Лорд Питер присвистнул.
– Сдаюсь, Паркер. Даже если бы он сбежал, чтобы совершить самоубийство, очки он должен был взять с собой.
– Разумеется – иначе первый же переход дороги мог бы закончиться для него самоубийством. Однако я не исключил и такой возможности, поэтому просмотрел все сводки сегодняшних происшествий и положа руку на сердце могу сказать, что ни в одном из них сэр Рубен не участвовал. Кроме того, он взял с собой ключ от парадного входа, что выглядит так, будто он собирался вернуться.
– Вы опросили людей, с которыми он ужинал?
– Я нашел двоих из них в клубе.

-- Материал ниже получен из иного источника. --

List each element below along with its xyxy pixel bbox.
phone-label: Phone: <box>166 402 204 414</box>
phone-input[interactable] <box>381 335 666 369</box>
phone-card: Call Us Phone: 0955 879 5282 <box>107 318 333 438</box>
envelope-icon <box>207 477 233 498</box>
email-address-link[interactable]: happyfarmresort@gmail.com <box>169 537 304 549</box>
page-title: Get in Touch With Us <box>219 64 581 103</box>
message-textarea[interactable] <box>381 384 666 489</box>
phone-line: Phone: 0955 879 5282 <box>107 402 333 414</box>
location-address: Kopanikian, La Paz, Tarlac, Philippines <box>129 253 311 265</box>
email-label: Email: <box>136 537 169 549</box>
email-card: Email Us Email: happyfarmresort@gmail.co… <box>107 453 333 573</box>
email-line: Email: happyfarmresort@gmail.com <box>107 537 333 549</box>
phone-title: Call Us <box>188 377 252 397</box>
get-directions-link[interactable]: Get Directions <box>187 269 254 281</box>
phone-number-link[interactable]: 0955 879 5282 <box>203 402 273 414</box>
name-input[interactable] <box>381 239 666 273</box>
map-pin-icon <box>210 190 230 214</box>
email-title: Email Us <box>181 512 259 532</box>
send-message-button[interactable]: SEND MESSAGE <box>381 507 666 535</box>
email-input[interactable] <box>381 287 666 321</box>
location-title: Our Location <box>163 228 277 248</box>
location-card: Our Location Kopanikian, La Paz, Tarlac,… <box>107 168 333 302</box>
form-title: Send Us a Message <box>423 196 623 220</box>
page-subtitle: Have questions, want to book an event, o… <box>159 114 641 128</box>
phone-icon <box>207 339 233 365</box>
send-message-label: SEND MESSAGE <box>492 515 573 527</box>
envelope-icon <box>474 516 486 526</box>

Они сказали, что он был в добром здравии и хорошем настроении, говорил о том, что собирается скоро присоединиться к леди Леви, вероятно на Рождество, и с большим удовлетворением упоминал об утренней деловой сделке, в которой один из этих двоих, по фамилии Андерсон, проживающий в отеле «Уиндхэм», тоже должен был участвовать.
– Значит, как минимум до девяти часов вечера он не имел никакого намерения исчезать и не ожидал ничего подобного.
– Никакого – если только он не гениальный актер. Что бы ни заставило его передумать, это должно было случиться либо на загадочной встрече, которая была у него запланирована после ужина, либо пока он спал, между полуночью и пятью тридцатью утра.
– Ну, Бантер, а вы что об этом думаете? – спросил лорд Питер.
– Это не по моей части, милорд. Могу лишь отметить ту странность, что джентльмен, который был слишком возбужден или нездоров, чтобы, как обычно, сложить одежду, не забыл почистить зубы и выставить за дверь обувь. Это две вещи, о которых очень часто забывают и в обычных обстоятельствах, милорд.
– Если это камешек в мой огород, Бантер, – сказал лорд Питер, – то могу лишь назвать это недостойным выпадом. Это наши маленькие домашние проблемы, Паркер. Послушайте, не сочтите, что я бесцеремонно вмешиваюсь в ваше дело, но мне очень хотелось бы завтра повидать его спальню. «Не то чтоб я тебе не верил, но посмотреть хотел бы сам. Налей-ка бренди, раскури «Вилар»[12] и не скупись, открой свой ларь», – пропел он шутливо.
– Разумеется, вы можете прийти и осмотреть ее – вероятно, вы заметите кучу деталей, которые я прозевал, – невозмутимо ответил Паркер, с удовольствием откликаясь на предложение.
– Паркер, дорогой, вы – гордость Скотланд-Ярда. Когда я смотрю на вас, Сагг представляется мне мифом, сказкой, мальчиком-идиотом, порождением изощренного поэтического воображения в полнолуние. Кстати, что он говорит насчет тела?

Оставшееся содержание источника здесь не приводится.